Buttigieg has a new ad out this week that features a number of Iowans explaining to camera why they are planning on caucusing for the mayor. Titled “Refreshing,” the caucus-goers describe Buttigieg as “thoughtful,” “sensible” and “interested in unifying people.” They also talk about why they support Buttigieg’s Medicare for All Who Want It plan, with one saying that Buttigieg is not going to promise something that can’t get done.
The Buttigieg campaign has been going through a pretty steady rotation of new creatives for their TV ads, helping keep their message fresh and making it less likely viewers tune it out. For the week after the LJ Dinner, Buttigieg ran a 60-second ad in Iowa that featured highlights from his speech there.
Delaney is taking a novel approach in his advertising this Sunday: he’s running a 30-minute infomercial on several Iowa TV stations. Believe it or not, there are actually a decent number of Iowans who take their caucus choice so seriously that they would block off a half hour of their weekend to watch such a thing.

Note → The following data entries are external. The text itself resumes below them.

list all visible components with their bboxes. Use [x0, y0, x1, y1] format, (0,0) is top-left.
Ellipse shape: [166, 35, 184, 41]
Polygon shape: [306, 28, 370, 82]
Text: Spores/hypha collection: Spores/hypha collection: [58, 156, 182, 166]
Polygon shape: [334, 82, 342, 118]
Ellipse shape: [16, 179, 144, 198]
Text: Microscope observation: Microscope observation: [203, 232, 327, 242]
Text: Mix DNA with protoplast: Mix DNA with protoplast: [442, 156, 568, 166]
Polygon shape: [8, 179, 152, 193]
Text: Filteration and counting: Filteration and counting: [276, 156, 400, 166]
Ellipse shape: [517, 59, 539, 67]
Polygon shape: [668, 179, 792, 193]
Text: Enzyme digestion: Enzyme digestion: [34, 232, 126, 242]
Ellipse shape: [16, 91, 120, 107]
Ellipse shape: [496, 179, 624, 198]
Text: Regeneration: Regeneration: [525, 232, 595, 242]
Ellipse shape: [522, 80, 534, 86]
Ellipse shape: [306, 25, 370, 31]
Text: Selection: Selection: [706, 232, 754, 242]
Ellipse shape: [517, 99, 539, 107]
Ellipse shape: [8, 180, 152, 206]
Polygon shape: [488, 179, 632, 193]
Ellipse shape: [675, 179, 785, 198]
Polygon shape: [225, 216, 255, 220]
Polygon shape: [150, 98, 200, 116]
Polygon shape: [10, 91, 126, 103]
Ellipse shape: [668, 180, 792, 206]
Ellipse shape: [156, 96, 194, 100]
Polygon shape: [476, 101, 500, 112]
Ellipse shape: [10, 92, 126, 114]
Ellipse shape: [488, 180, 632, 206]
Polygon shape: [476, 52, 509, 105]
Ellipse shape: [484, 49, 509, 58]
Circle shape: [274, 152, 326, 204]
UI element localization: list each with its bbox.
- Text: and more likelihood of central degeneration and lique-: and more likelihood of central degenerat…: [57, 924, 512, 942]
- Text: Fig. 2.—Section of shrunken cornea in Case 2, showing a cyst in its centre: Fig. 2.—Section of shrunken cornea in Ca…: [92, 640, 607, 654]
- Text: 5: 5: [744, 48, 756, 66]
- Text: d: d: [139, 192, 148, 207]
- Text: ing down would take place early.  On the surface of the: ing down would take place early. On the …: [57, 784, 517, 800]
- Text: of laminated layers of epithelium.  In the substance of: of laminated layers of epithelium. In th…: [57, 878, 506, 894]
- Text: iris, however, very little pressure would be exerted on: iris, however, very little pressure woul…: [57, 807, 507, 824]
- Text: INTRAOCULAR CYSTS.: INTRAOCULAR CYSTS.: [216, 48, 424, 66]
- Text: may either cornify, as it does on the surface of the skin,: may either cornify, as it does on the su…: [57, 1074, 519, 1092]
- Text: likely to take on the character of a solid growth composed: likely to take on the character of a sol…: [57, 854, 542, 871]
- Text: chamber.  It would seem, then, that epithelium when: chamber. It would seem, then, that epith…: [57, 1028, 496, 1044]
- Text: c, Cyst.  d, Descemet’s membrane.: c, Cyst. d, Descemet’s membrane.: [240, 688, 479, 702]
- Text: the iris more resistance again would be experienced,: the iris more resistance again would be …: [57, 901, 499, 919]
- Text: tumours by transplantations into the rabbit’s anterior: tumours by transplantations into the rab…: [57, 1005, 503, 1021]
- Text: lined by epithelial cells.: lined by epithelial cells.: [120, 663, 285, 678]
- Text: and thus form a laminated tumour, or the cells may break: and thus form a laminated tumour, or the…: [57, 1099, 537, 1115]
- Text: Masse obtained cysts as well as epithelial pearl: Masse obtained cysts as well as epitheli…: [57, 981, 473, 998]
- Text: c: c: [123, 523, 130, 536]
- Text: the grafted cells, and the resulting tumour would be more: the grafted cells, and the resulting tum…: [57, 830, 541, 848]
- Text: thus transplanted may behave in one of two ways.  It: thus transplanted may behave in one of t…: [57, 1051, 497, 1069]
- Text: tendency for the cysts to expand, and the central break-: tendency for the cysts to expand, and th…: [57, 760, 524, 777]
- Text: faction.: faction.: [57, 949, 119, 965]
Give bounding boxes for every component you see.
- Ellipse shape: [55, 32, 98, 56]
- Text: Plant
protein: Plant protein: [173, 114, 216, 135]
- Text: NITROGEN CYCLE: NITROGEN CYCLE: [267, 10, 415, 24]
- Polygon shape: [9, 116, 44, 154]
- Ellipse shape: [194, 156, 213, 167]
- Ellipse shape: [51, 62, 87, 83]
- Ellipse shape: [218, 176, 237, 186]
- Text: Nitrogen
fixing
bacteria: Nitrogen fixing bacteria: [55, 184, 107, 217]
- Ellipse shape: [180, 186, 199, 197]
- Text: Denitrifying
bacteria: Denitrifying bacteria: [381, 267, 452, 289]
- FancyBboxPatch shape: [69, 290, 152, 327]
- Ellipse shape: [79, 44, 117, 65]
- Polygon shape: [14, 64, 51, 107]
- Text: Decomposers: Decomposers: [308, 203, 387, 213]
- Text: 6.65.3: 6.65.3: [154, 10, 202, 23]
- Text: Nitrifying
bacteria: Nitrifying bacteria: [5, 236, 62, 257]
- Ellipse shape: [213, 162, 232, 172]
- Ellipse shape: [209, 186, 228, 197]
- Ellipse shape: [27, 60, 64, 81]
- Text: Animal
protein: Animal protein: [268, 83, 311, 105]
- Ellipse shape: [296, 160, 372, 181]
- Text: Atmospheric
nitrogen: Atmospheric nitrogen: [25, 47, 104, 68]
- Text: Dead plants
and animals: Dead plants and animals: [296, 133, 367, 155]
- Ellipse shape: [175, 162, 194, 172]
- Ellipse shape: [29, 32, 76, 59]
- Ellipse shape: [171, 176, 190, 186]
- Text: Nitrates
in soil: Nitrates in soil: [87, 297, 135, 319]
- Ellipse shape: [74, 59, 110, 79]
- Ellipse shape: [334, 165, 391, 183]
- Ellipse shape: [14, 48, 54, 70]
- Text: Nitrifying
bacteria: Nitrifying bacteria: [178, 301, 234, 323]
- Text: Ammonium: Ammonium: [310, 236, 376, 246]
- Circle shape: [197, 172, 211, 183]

“Our campaign hasn’t ever been about sound bites,” Delaney told the Des Moines Register.
Interestingly, this is a return to one of the more effective tactics that Delaney employed earlier on in his run. At a series of well-attended “America 2030” Iowa presentations early this year, Delaney would give an hour-long power point presentation about his ideas and goals (again, yes, there are Iowans who like this stuff). It was easier for Delaney to get the attention he needed for such lengthy arguments when there were fewer candidates in the race, so we’ll see how many tune in now for this in-depth infomercial.
Biden is back up on TV after a brief hiatus with an ad that emphasizes Biden’s credentials for the commander-in-chief job. Not too many 2020 Democrats have focused heavily on foreign policy or national security leadership during their runs, so this one ought to stand out from the health care and economic-focused ads.
“This is a moment that requires strong, steady, stable leadership. We need someone tested and trusted around the world,” the voiceover says. “This is a moment for Joe Biden.”
Sanders’ latest Iowa ad starts off calling Trump “the most corrupt president in American history,” then shifts its focus to greed that’s undermining the entire country’s democracy. The spot ticks through Sanders’ policy priorities of taxing billionaires, raising wages, equal pay for women, expanding Social Security and implementing Medicare for All.
As the Washington Post reported, the anti-corruption theme featured here is one Sanders’ advisers have long urged him to pursue.
Steyer has been up on the air in Iowa since his campaign launched back in July (he has apparently accounted for 67% of all TV ad spending by the Democratic candidates), and his latest spot also focuses on corporate corruption in politics.
“If we break the corporate stranglehold on our democracy, we will get health care as a right for every single American,” Steyer says in a long clip from one of his speeches in the ad.
Steyer’s message has increasingly focused in on corporate greed lately, mirroring some of Elizabeth Warren’s best talking points.
Castro put up a relatively small ad buy in Iowa as his campaign seems headed toward a finale. Its main point is centered on who can beat Trump, to which Castro offers himself up as the most capable, while photos of his campaigning in Iowa are shown on screen.
“In the face of his cruelty, I’ve sought justice,” Castro says. “To answer his failings, I’ve been bold. To address his corruption, I’ve been clear. To counter his lies, I’ve sought hope.”
Warren is a later entrant to the Iowa airwaves despite her financial advantage, starting her run of ads in November. It’s not clear which ad is running right now in Iowa, but a one-day spot she did back in September focused on her biography.
Her campaign also quickly put up a 60-second ad responding to billionaires attacking her wealth tax plan, though that appears to be running in targeted D.C. and New York markets.
Both Michael Bennet and Amy Klobuchar had been running TV ads in Iowa recently, but do not appear to be on the air this week.